Le projet de construction d’une centrale électrique de 120 mégawatts à Maria Gléta entre dans sa phase opérationnelle avec le déchargement et le transfert des moteurs sur le site. Ce mardi 4 septembre, le premier moteur d’environ 350 tonnes a été convoyé du port de Cotonou vers Maria Gléta sous haute sécurité et sous la supervision du ministre de l’Energie et de ses collaborateurs.

Tout se met progressivement en place pour concrétiser le projet de construction d’une centrale électrique de 120 mégawatts à Maria Gléta. Cette initiative du gouvernement, soucieux d’améliorer la fourniture de l’énergie électrique, entre dans sa phase opérationnelle.

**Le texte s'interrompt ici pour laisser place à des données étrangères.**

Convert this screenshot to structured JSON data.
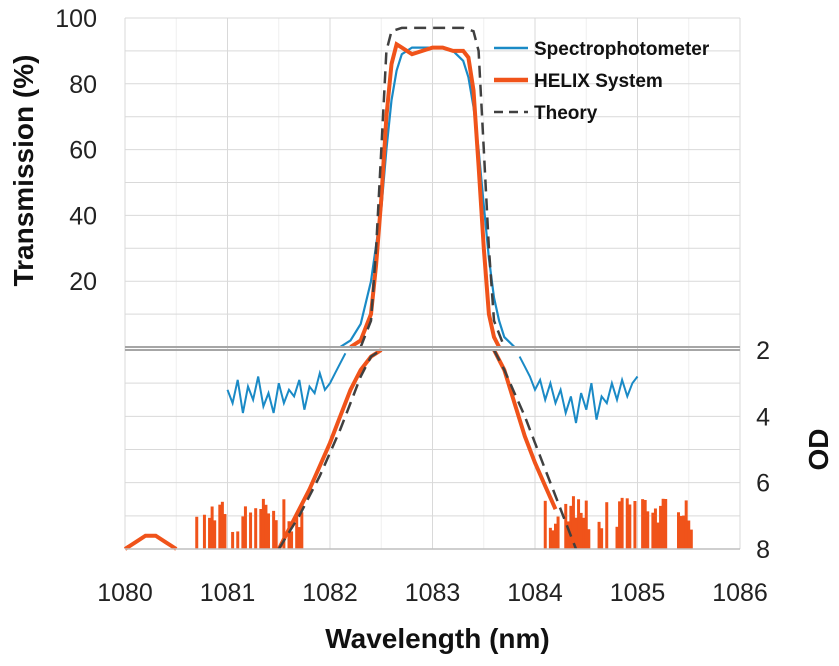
{
  "chart_data": {
    "type": "line",
    "xlabel": "Wavelength (nm)",
    "xlim": [
      1080,
      1086
    ],
    "x_ticks": [
      "1080",
      "1081",
      "1082",
      "1083",
      "1084",
      "1085",
      "1086"
    ],
    "upper_panel": {
      "ylabel": "Transmission (%)",
      "ylim": [
        0,
        100
      ],
      "y_ticks": [
        "20",
        "40",
        "60",
        "80",
        "100"
      ],
      "grid": true
    },
    "lower_panel": {
      "ylabel": "OD",
      "ylim": [
        2,
        8
      ],
      "inverted": true,
      "y_ticks": [
        "2",
        "4",
        "6",
        "8"
      ],
      "grid": true
    },
    "legend": {
      "position": "top-right",
      "entries": [
        "Spectrophotometer",
        "HELIX System",
        "Theory"
      ]
    },
    "colors": {
      "spectrophotometer": "#1a8ac6",
      "helix": "#f0531a",
      "theory": "#404040",
      "grid": "#d9d9d9",
      "divider": "#a6a6a6"
    },
    "series": [
      {
        "name": "Spectrophotometer",
        "key": "spectrophotometer",
        "transmission": {
          "x": [
            1082.1,
            1082.2,
            1082.3,
            1082.4,
            1082.5,
            1082.55,
            1082.6,
            1082.65,
            1082.7,
            1082.8,
            1082.9,
            1083.0,
            1083.1,
            1083.2,
            1083.3,
            1083.35,
            1083.4,
            1083.45,
            1083.5,
            1083.55,
            1083.6,
            1083.65,
            1083.7,
            1083.8
          ],
          "y": [
            0,
            2,
            7,
            20,
            42,
            60,
            75,
            84,
            89,
            91,
            91,
            91,
            91,
            90,
            87,
            82,
            73,
            60,
            43,
            27,
            15,
            8,
            3,
            0
          ]
        },
        "od_left": {
          "x": [
            1081.0,
            1081.05,
            1081.1,
            1081.15,
            1081.2,
            1081.25,
            1081.3,
            1081.35,
            1081.4,
            1081.45,
            1081.5,
            1081.55,
            1081.6,
            1081.65,
            1081.7,
            1081.75,
            1081.8,
            1081.85,
            1081.9,
            1081.95,
            1082.0,
            1082.05,
            1082.1,
            1082.15
          ],
          "y": [
            3.2,
            3.6,
            2.9,
            3.9,
            3.1,
            3.5,
            2.8,
            3.7,
            3.3,
            3.9,
            3.0,
            3.6,
            3.2,
            3.4,
            2.9,
            3.8,
            3.1,
            3.3,
            2.7,
            3.2,
            3.0,
            2.7,
            2.4,
            2.1
          ]
        },
        "od_right": {
          "x": [
            1083.85,
            1083.9,
            1083.95,
            1084.0,
            1084.05,
            1084.1,
            1084.15,
            1084.2,
            1084.25,
            1084.3,
            1084.35,
            1084.4,
            1084.45,
            1084.5,
            1084.55,
            1084.6,
            1084.65,
            1084.7,
            1084.75,
            1084.8,
            1084.85,
            1084.9,
            1084.95,
            1085.0
          ],
          "y": [
            2.2,
            2.5,
            2.8,
            3.2,
            2.9,
            3.5,
            3.0,
            3.6,
            3.2,
            3.9,
            3.4,
            4.2,
            3.3,
            3.8,
            3.0,
            4.1,
            3.4,
            3.6,
            3.0,
            3.5,
            2.9,
            3.4,
            3.0,
            2.8
          ]
        }
      },
      {
        "name": "HELIX System",
        "key": "helix",
        "transmission": {
          "x": [
            1082.2,
            1082.3,
            1082.4,
            1082.45,
            1082.5,
            1082.55,
            1082.6,
            1082.65,
            1082.7,
            1082.8,
            1082.9,
            1083.0,
            1083.1,
            1083.2,
            1083.3,
            1083.35,
            1083.4,
            1083.45,
            1083.5,
            1083.55,
            1083.6,
            1083.65
          ],
          "y": [
            0,
            2,
            10,
            25,
            45,
            70,
            86,
            92,
            91,
            89,
            90,
            91,
            91,
            90,
            90,
            88,
            78,
            55,
            30,
            10,
            3,
            0
          ]
        },
        "od": {
          "x": [
            1080.0,
            1080.1,
            1080.2,
            1080.3,
            1080.4,
            1080.5,
            1081.5,
            1081.6,
            1081.7,
            1081.8,
            1081.9,
            1082.0,
            1082.1,
            1082.2,
            1082.3,
            1082.4,
            1082.5,
            1083.6,
            1083.7,
            1083.8,
            1083.9,
            1084.0,
            1084.1,
            1084.2
          ],
          "y": [
            8.0,
            7.8,
            7.6,
            7.6,
            7.8,
            8.0,
            8.0,
            7.4,
            6.8,
            6.2,
            5.5,
            4.8,
            4.0,
            3.2,
            2.6,
            2.2,
            2.0,
            2.0,
            2.6,
            3.6,
            4.6,
            5.4,
            6.1,
            6.8
          ]
        },
        "noise": {
          "x_ranges": [
            [
              1080.7,
              1081.8
            ],
            [
              1084.1,
              1085.55
            ]
          ],
          "y_range": [
            6.4,
            8.0
          ]
        }
      },
      {
        "name": "Theory",
        "key": "theory",
        "transmission": {
          "x": [
            1082.3,
            1082.4,
            1082.45,
            1082.5,
            1082.55,
            1082.6,
            1082.7,
            1083.0,
            1083.3,
            1083.4,
            1083.45,
            1083.5,
            1083.55,
            1083.6,
            1083.7
          ],
          "y": [
            0,
            8,
            30,
            60,
            90,
            96,
            97,
            97,
            97,
            96,
            90,
            60,
            30,
            8,
            0
          ]
        },
        "od": {
          "x": [
            1081.5,
            1081.6,
            1081.7,
            1081.8,
            1081.9,
            1082.0,
            1082.1,
            1082.2,
            1082.3,
            1082.4,
            1082.5,
            1083.6,
            1083.7,
            1083.8,
            1083.9,
            1084.0,
            1084.1,
            1084.2,
            1084.3,
            1084.4
          ],
          "y": [
            8.0,
            7.5,
            7.0,
            6.4,
            5.8,
            5.1,
            4.4,
            3.6,
            2.8,
            2.2,
            2.0,
            2.0,
            2.6,
            3.3,
            4.0,
            4.8,
            5.6,
            6.4,
            7.2,
            8.0
          ]
        }
      }
    ]
  }
}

Après le déchargement des équipements devant servir à la construction de cette centrale électrique au port de Cotonou il y a une semaine, le premier moteur est convoyé ce mardi 4 septembre sur le site à Maria Gléta. Au total, sept moteurs composant la centrale, à savoir deux transformateurs et cinq alternateurs seront convoyés dans un délai de quatorze jours.
Pour le premier convoyage, toutes les dispositions sécuritaires ont été prises afin d’assurer un transport sans difficulté d’un moteur de 350 tonnes sous un convoi exceptionnel de cinq heures d’horloge.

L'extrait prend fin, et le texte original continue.